L’ultimo rapporto dell’OCSE sulle pensioni dal titolo “Pensions at a glance” conferma le criticità del sistema previdenziale italiano. La prima riguarda l’elevato livello di spesa, al 16,3% del PIL nel 2021, il secondo tasso più alto tra i paesi avanzati monitorati. Ed è un dato che conosciamo benissimo da decenni. A poco sono valse le frequenti riforme per ritardare l’uscita dal lavoro e abbassare gli importi degli assegni. Eh, già! Il nostro, rileva l’organizzazione con sede a Parigi, è un paese in cui il pensionamento anticipato continua ad essere garantito senza alcuna penalità.
In pensione a 71 anni
A fronte di questa annotazione, ve n’è un’altra che fa riflettere. Dopo la Danimarca, l’Italia è il paese in cui i giovani lavoratori di oggi andranno in pensione più tardi. Per l’esattezza, il primo assegno lo riceverebbero a 71 anni di età contro i 74 dei loro colleghi danesi, da questo punto di vista ancora più sfortunati.

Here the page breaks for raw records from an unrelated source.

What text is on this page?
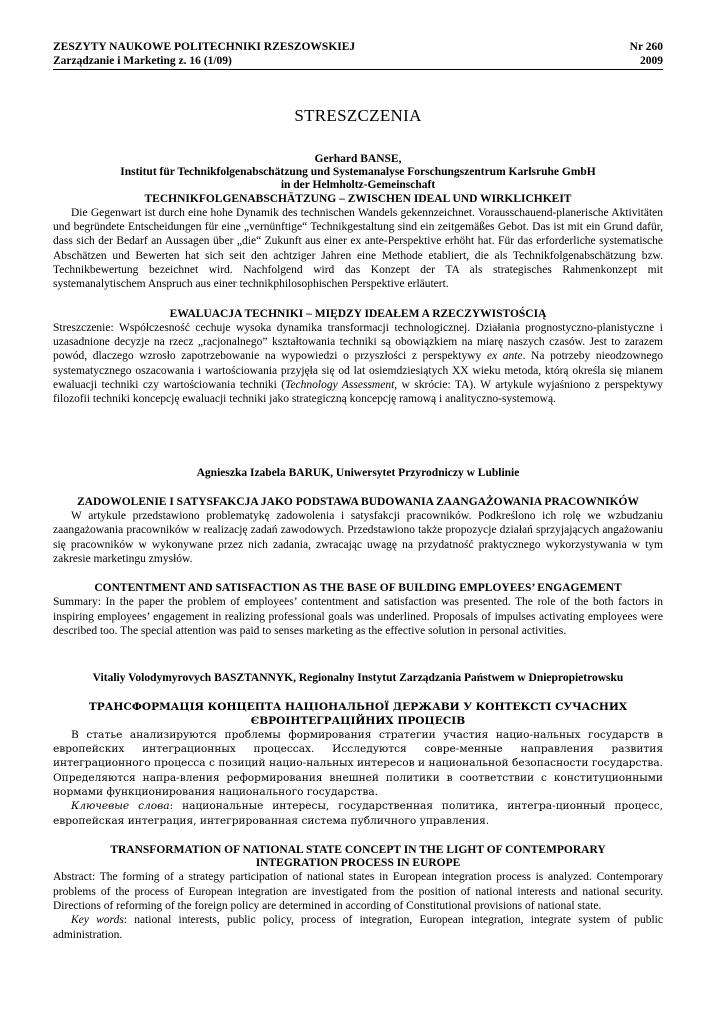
ZESZYTY NAUKOWE POLITECHNIKI RZESZOWSKIEJ	Nr 260
Zarządzanie i Marketing z. 16 (1/09)	2009
STRESZCZENIA

Gerhard BANSE,

Institut für Technikfolgenabschätzung und Systemanalyse Forschungszentrum Karlsruhe GmbH

in der Helmholtz-Gemeinschaft

TECHNIKFOLGENABSCHÄTZUNG – ZWISCHEN IDEAL UND WIRKLICHKEIT

Die Gegenwart ist durch eine hohe Dynamik des technischen Wandels gekennzeichnet. Vorausschauend-planerische Aktivitäten und begründete Entscheidungen für eine „vernünftige“ Technikgestaltung sind ein zeitgemäßes Gebot. Das ist mit ein Grund dafür, dass sich der Bedarf an Aussagen über „die“ Zukunft aus einer ex ante-Perspektive erhöht hat. Für das erforderliche systematische Abschätzen und Bewerten hat sich seit den achtziger Jahren eine Methode etabliert, die als Technikfolgenabschätzung bzw. Technikbewertung bezeichnet wird. Nachfolgend wird das Konzept der TA als strategisches Rahmenkonzept mit systemanalytischem Anspruch aus einer technikphilosophischen Perspektive erläutert.

EWALUACJA TECHNIKI – MIĘDZY IDEAŁEM A RZECZYWISTOŚCIĄ

Streszczenie: Współczesność cechuje wysoka dynamika transformacji technologicznej. Działania prognostyczno-planistyczne i uzasadnione decyzje na rzecz „racjonalnego” kształtowania techniki są obowiązkiem na miarę naszych czasów. Jest to zarazem powód, dlaczego wzrosło zapotrzebowanie na wypowiedzi o przyszłości z perspektywy ex ante. Na potrzeby nieodzownego systematycznego oszacowania i wartościowania przyjęła się od lat osiemdziesiątych XX wieku metoda, którą określa się mianem ewaluacji techniki czy wartościowania techniki (Technology Assessment, w skrócie: TA). W artykule wyjaśniono z perspektywy filozofii techniki koncepcję ewaluacji techniki jako strategiczną koncepcję ramową i analityczno-systemową.

Agnieszka Izabela BARUK, Uniwersytet Przyrodniczy w Lublinie

ZADOWOLENIE I SATYSFAKCJA JAKO PODSTAWA BUDOWANIA ZAANGAŻOWANIA PRACOWNIKÓW

W artykule przedstawiono problematykę zadowolenia i satysfakcji pracowników. Podkreślono ich rolę we wzbudzaniu zaangażowania pracowników w realizację zadań zawodowych. Przedstawiono także propozycje działań sprzyjających angażowaniu się pracowników w wykonywane przez nich zadania, zwracając uwagę na przydatność praktycznego wykorzystywania w tym zakresie marketingu zmysłów.

CONTENTMENT AND SATISFACTION AS THE BASE OF BUILDING EMPLOYEES’ ENGAGEMENT

Summary: In the paper the problem of employees’ contentment and satisfaction was presented. The role of the both factors in inspiring employees’ engagement in realizing professional goals was underlined. Proposals of impulses activating employees were described too. The special attention was paid to senses marketing as the effective solution in personal activities.

Vitaliy Volodymyrovych BASZTANNYK, Regionalny Instytut Zarządzania Państwem w Dniepropietrowsku

ТРАНСФОРМАЦІЯ КОНЦЕПТА НАЦІОНАЛЬНОЇ ДЕРЖАВИ У КОНТЕКСТІ СУЧАСНИХ

ЄВРОІНТЕГРАЦІЙНИХ ПРОЦЕСІВ

В статье анализируются проблемы формирования стратегии участия нацио-нальных государств в европейских интеграционных процессах. Исследуются совре-менные направления развития интеграционного процесса с позиций нацио-нальных интересов и национальной безопасности государства. Определяются напра-вления реформирования внешней политики в соответствии с конституционными нормами функционирования национального государства.

Ключевые слова: национальные интересы, государственная политика, интегра-ционный процесс, европейская интеграция, интегрированная система публичного управления.

TRANSFORMATION OF NATIONAL STATE CONCEPT IN THE LIGHT OF CONTEMPORARY

INTEGRATION PROCESS IN EUROPE

Abstract: The forming of a strategy participation of national states in European integration process is analyzed. Contemporary problems of the process of European integration are investigated from the position of national interests and national security. Directions of reforming of the foreign policy are determined in according of Constitutional provisions of national state.

Key words: national interests, public policy, process of integration, European integration, integrate system of public administration.
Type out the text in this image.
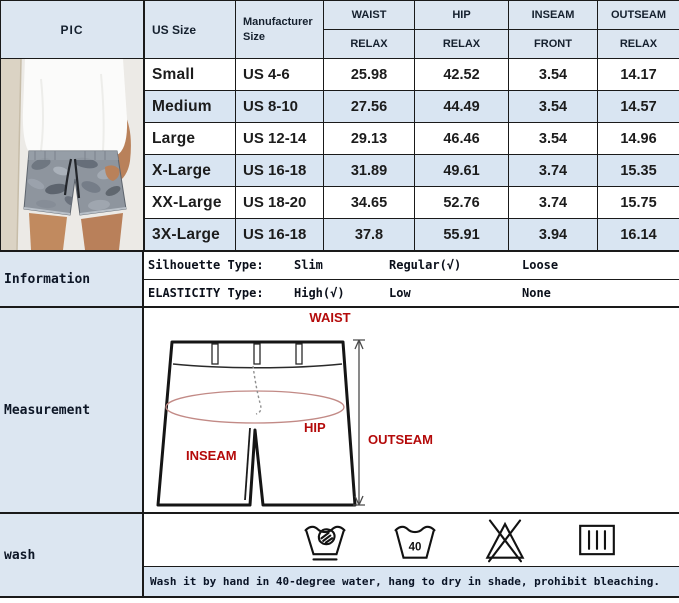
PIC	US Size
Manufacturer Size
WAIST	HIP	INSEAM	OUTSEAM
RELAX	RELAX	FRONT	RELAX
Small	US 4-6	25.98	42.52	3.54	14.17
Medium	US 8-10	27.56	44.49	3.54	14.57
Large	US 12-14	29.13	46.46	3.54	14.96
X-Large	US 16-18	31.89	49.61	3.74	15.35
XX-Large	US 18-20	34.65	52.76	3.74	15.75
3X-Large	US 16-18	37.8	55.91	3.94	16.14
Information
Silhouette Type:	Slim	Regular(√)	Loose
ELASTICITY Type:	High(√)	Low	None
Measurement
WAIST
HIP
INSEAM
OUTSEAM
wash	40
Wash it by hand in 40-degree water, hang to dry in shade, prohibit bleaching.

Come dire che sulle pensioni l’Italia fa figli e figliastri. Trova sempre modi possibili per dribblare l’età pensionabile, fissata ad oggi a 67 anni, dimenticando che in futuro le nuove generazioni dovranno attendere fino a oltre 70 anni per uscire dal lavoro. Un’incoerenza che si spiega – questo l’OCSE evidentemente non lo dice – con la necessità della politica di raccattare consenso guardando all’oggi e fingendo di ignorare cosa accadrà tra qualche decennio.
Incoerente aggancio ad aspettativa di vita
C’è un’annotazione che ci riguarda e che dà ragione a quanti ritengono assurdo il sistema congegnato dalla legge Fornero e ribadito anche con tutti gli interventi legislativi successivi: l’aggancio dell’età pensionabile all’aspettativa di vita. L’OCSE riscontra che l’Italia fa parte dei nove paesi che adottano questo meccanismo, ma rileva che non trovi alcuna giustificazione con l’applicazione del metodo contributivo.
Capiamo meglio. Con il metodo contributivo, che si applica per intero a tutti coloro che hanno iniziato a versare contributi dal 1996, l’assegno è determinato esclusivamente sulla base di quanto versato e degli anni residui di vita. In altre parole, se mi ritrovo un montante contributivo di 300 mila euro, percepirò un assegno più alto di un altro lavoratore della mia stessa età e con un montante più basso. Tuttavia, se decido di uscire dal lavoro qualche anno prima, l’assegno mi si abbassa tramite i coefficienti di trasformazione. Viceversa, mi aumenta se ritardo il pensionamento.
Che senso ha legare l’età pensionabile all’aspettativa di vita, essendo già insito nel calcolo dell’assegno il disincentivo ad uscire prima dal lavoro? Per essere chiari, con il metodo contributivo l’impatto sui conti pubblici dell’età a cui si va in pensione è alla lunga nullo. Prima esco dal lavoro e meno prendo. Secondo l’OCSE, questo meccanismo sarebbe stato studiato per disincentivare ulteriormente l’uscita anticipata dal lavoro ed evitare che il futuro pensionato percepisca un assegno così basso da dover richiedere assistenza allo stato o vivere altrimenti in condizioni di indigenza.
Pensioni più tardi e più alte
Infine, un altro appunto di non poco conto. E’ vero che i giovani di oggi andranno in pensione più tardi dei loro colleghi stranieri. Tuttavia, l’importo medio che percepiranno è stimato all’83% dell’ultimo assegno contro una media OCSE del 61%. Dunque, faremo qualche sacrificio in più e in cambio avremo un assegno relativamente più alto. Dove sta l’inghippo? Se ad essere basso fosse proprio lo stipendio medio percepito nel corso della carriera professionale, i futuri pensionati rischierebbero comunque di percepire importi inadeguati.
In altre parole, la legislazione italiana inizia a costruire i tetti delle case senza preoccuparsi di verificare che prima siano stati effettuati gli scavi per le fondamenta e ci siano i pilastri a sorreggerli.